RocketML uses AES-256 encryption algorithm to encrypt your data on the server.
Data in transit
Data is encrypted during transit between users’ machines and different parts of the RocketML platform. We use industry-standard SSL for encrypted communication.
We enforce encryption in transit by default to AWS S3 bucket.
Access to Customer Data
RocketML staff does not access or interact with customer data or applications as part of normal operations. There may be cases where RocketML is requested to interact with customer data or applications at the request of the customer for support purposes or where required by law.
System configuration and consistency is maintained through standard, up-to-date images, configuration management software, and by replacing systems with updated deployments. Systems are deployed using up-to-date images that are updated with configuration changes and security updates before deployment. Once deployed, existing systems are decommissioned and replaced with up-to-date systems.

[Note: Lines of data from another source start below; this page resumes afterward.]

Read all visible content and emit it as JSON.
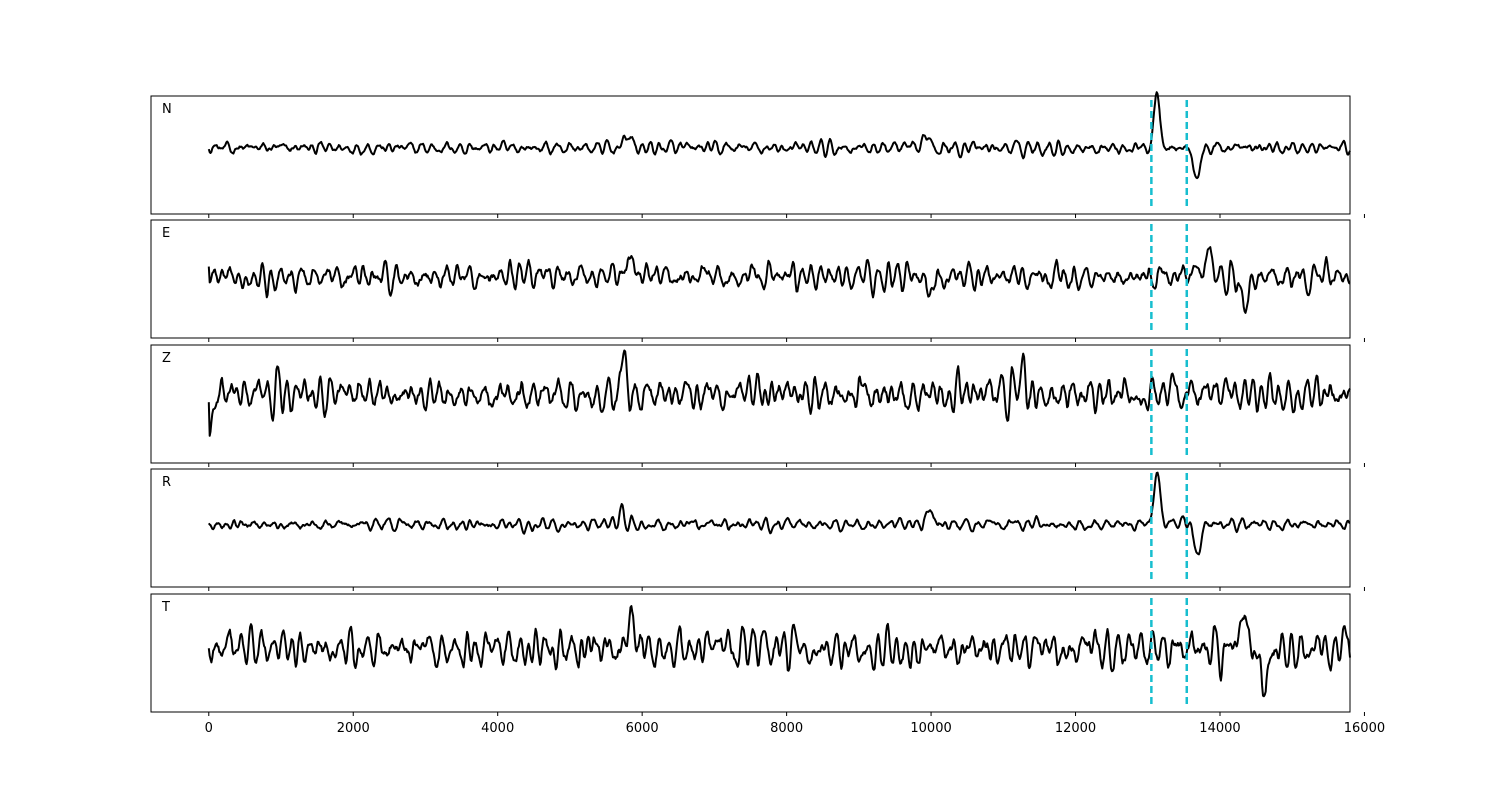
{
  "chart_data": {
    "type": "line",
    "xlim": [
      -800,
      15800
    ],
    "xticks": [
      0,
      2000,
      4000,
      6000,
      8000,
      10000,
      12000,
      14000,
      16000
    ],
    "x_range": [
      0,
      15800
    ],
    "samples_per_trace": 1300,
    "markers": [
      {
        "x": 13050,
        "color": "#17becf",
        "style": "dashed"
      },
      {
        "x": 13540,
        "color": "#17becf",
        "style": "dashed"
      }
    ],
    "panels": [
      {
        "label": "N",
        "baseline": 0.44,
        "ylim": [
          -1.0,
          1.0
        ],
        "noise_amp": 0.11,
        "start_value": -0.02,
        "events": [
          {
            "x": 5800,
            "amp": 0.25
          },
          {
            "x": 9950,
            "amp": 0.26
          },
          {
            "x": 13130,
            "amp": 0.95
          },
          {
            "x": 13680,
            "amp": -0.55
          }
        ]
      },
      {
        "label": "E",
        "baseline": 0.48,
        "ylim": [
          -1.0,
          1.0
        ],
        "noise_amp": 0.22,
        "start_value": 0.17,
        "events": [
          {
            "x": 5850,
            "amp": 0.33
          },
          {
            "x": 9950,
            "amp": -0.35
          },
          {
            "x": 13840,
            "amp": 0.48
          },
          {
            "x": 14340,
            "amp": -0.68
          }
        ]
      },
      {
        "label": "Z",
        "baseline": 0.42,
        "ylim": [
          -1.0,
          1.0
        ],
        "noise_amp": 0.3,
        "start_value": -0.13,
        "events": [
          {
            "x": 20,
            "amp": -0.64
          },
          {
            "x": 5750,
            "amp": 0.53
          },
          {
            "x": 11250,
            "amp": 0.4
          }
        ]
      },
      {
        "label": "R",
        "baseline": 0.47,
        "ylim": [
          -1.0,
          1.0
        ],
        "noise_amp": 0.12,
        "start_value": 0.02,
        "events": [
          {
            "x": 5700,
            "amp": 0.24
          },
          {
            "x": 10000,
            "amp": 0.26
          },
          {
            "x": 13130,
            "amp": 0.92
          },
          {
            "x": 13690,
            "amp": -0.55
          }
        ]
      },
      {
        "label": "T",
        "baseline": 0.47,
        "ylim": [
          -1.0,
          1.0
        ],
        "noise_amp": 0.33,
        "start_value": 0.02,
        "events": [
          {
            "x": 5850,
            "amp": 0.55
          },
          {
            "x": 14330,
            "amp": 0.78
          },
          {
            "x": 14600,
            "amp": -0.66
          }
        ]
      }
    ]
  }
}
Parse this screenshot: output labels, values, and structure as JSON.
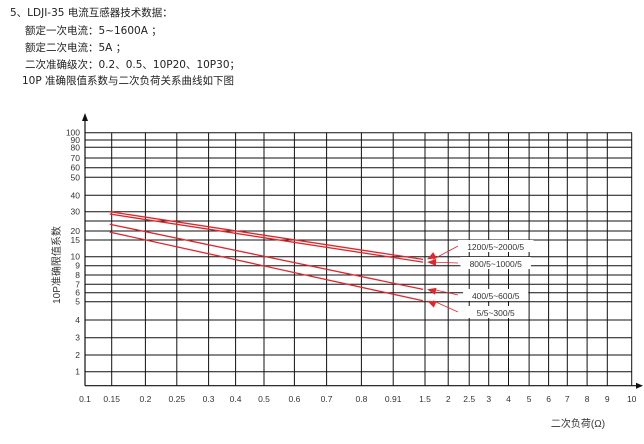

Software Engineering Methodology
Every line of code is reviewed before being deployed to our production environment. Among other things, code reviewers are trained to look for security vulnerabilities. RocketML uses agile methodology according to OWASP secure coding practices.
RocketML has implemented a process-based service quality environment designed to deliver the latest machine learning technology to customers. The fundamentals underlying the services provided are the adoption of standardized, repeatable processes; the hiring and development of highly skilled resources; and leading industry practices. RocketML’s repeatable process model includes key infrastructure and product related processes and controls over security, availability, process integrity, and confidentiality. Formal organizational structures exist, although flat in nature is available to employees. RocketML has developed formal policies, procedures, and job descriptions for operational areas including security administration, change management, hiring, terminations, and incident escalation. These policies and procedures have been designed to segregate duties and enforce responsibilities based on job functionality. Policies and procedures are reviewed and updated as necessary.